Before hiring her at his firm Ailes Communications, the lawsuit says, Ailes “groomed Luhn by asking her deeply personal questions about her family and childhood at her very first job interview” in order to “manipulate her.” (The suit notes that Gretchen Carlson’s own complaint against Ailes in 2016 prompted other women to share similar “grooming” stories.)

In January 1991, a few months into Luhn’s job, Ailes allegedly called her to a Marriott hotel in Virginia for a meeting that would become the first episode of abuse.

“Ahead of the meeting, Ailes demanded that Luhn wear a black garter and stockings, calling it her ‘uniform,’ the lawsuit says. “When she arrived, Ailes told Luhn to dance for him. She was resistant. But this did not stop Ailes.

“His manipulation of her began immediately when he tied her compliance to her job security, saying, ‘Laurie, if you’re gonna be my girl, my eyes and ears, if you are going to be someone I can depend on in Washington, my spy, come on, dance for me.’”

Luhn says that she complied, as she was “feeling pressured by one of the most powerful men in the world and unsure of what to do.” Ailes allegedly videotaped her.

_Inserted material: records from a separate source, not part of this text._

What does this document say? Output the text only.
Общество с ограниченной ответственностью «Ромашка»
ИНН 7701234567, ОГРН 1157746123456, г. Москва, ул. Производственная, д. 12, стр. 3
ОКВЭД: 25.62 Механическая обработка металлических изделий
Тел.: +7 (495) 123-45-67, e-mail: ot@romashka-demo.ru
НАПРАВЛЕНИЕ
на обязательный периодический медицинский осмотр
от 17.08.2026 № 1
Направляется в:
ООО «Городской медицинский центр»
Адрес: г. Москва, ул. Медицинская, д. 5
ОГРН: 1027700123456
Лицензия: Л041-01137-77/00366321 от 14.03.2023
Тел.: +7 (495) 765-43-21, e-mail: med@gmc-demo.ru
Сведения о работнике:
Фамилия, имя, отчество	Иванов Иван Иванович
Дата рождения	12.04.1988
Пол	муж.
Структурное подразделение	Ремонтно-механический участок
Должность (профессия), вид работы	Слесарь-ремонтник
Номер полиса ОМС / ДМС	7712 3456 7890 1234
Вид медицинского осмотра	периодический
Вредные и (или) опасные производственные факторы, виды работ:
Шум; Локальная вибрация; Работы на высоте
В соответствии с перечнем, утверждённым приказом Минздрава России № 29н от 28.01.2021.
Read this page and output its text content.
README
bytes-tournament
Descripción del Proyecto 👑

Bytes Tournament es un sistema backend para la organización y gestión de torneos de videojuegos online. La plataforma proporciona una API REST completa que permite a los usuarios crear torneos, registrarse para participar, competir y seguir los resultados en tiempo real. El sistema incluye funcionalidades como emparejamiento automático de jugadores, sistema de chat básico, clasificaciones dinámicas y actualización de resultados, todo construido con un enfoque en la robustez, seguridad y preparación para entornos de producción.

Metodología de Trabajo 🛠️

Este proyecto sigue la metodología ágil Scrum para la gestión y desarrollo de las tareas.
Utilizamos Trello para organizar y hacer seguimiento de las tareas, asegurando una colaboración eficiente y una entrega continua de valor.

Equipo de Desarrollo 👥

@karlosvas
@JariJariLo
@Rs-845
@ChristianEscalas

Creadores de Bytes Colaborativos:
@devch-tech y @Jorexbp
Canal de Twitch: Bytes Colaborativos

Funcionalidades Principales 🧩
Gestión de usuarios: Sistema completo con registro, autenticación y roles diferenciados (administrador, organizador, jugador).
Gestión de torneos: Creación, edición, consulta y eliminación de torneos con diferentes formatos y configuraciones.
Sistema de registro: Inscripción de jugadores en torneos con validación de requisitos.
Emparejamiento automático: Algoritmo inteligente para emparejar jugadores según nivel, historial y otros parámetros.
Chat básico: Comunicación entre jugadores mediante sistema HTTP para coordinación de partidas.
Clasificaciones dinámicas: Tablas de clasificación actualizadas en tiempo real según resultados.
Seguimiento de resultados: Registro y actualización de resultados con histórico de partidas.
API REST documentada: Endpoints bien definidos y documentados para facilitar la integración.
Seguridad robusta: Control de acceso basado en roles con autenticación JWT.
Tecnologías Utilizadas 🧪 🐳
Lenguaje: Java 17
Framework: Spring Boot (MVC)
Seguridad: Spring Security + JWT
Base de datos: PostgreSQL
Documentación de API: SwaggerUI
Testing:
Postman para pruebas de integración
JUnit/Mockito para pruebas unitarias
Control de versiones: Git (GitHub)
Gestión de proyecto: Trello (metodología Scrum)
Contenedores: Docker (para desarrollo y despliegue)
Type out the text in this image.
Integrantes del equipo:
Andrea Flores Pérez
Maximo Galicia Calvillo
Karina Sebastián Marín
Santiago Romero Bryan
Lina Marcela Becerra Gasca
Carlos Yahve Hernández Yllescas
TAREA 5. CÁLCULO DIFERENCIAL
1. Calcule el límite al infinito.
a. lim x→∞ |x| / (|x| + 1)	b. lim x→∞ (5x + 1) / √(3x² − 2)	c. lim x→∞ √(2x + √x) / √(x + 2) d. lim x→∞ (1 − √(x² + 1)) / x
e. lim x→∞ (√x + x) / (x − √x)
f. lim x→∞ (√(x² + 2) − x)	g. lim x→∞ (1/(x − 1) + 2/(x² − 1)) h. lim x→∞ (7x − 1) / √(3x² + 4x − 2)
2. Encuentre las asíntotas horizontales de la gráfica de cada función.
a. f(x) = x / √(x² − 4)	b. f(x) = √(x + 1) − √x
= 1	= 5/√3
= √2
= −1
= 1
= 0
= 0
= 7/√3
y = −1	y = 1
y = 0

After Ailes further threatened her, Luhn performed oral sex on him, the complaint says.

“Afterwards, Ailes showed Luhn the footage of her dancing,” the lawsuit continues. “When she asked him what he was going to do with it, he replied, ‘I am going to put it in a safe-deposit box just so we understand each other.’ He would go on to refer to this and other photos and videos of Luhn as his ‘insurance.’”

“From this moment on, Luhn believed that she had no choice but to do as Ailes commanded her, or risk losing her safety, her career, her reputation, and her personal relationships,” the filing alleges. “Luhn knew she was trapped.”

Ex-Fox Staffer: Roger Ailes Sexually Harassed Me for 20 Years

Ailes would later recruit Luhn to work at Fox, leading to “repeated and habitual” abuse at hotels in New York. “From time to time, I’m going to ask you to do things and I’m going to expect you to meet me and put on your uniform,” Ailes allegedly told her.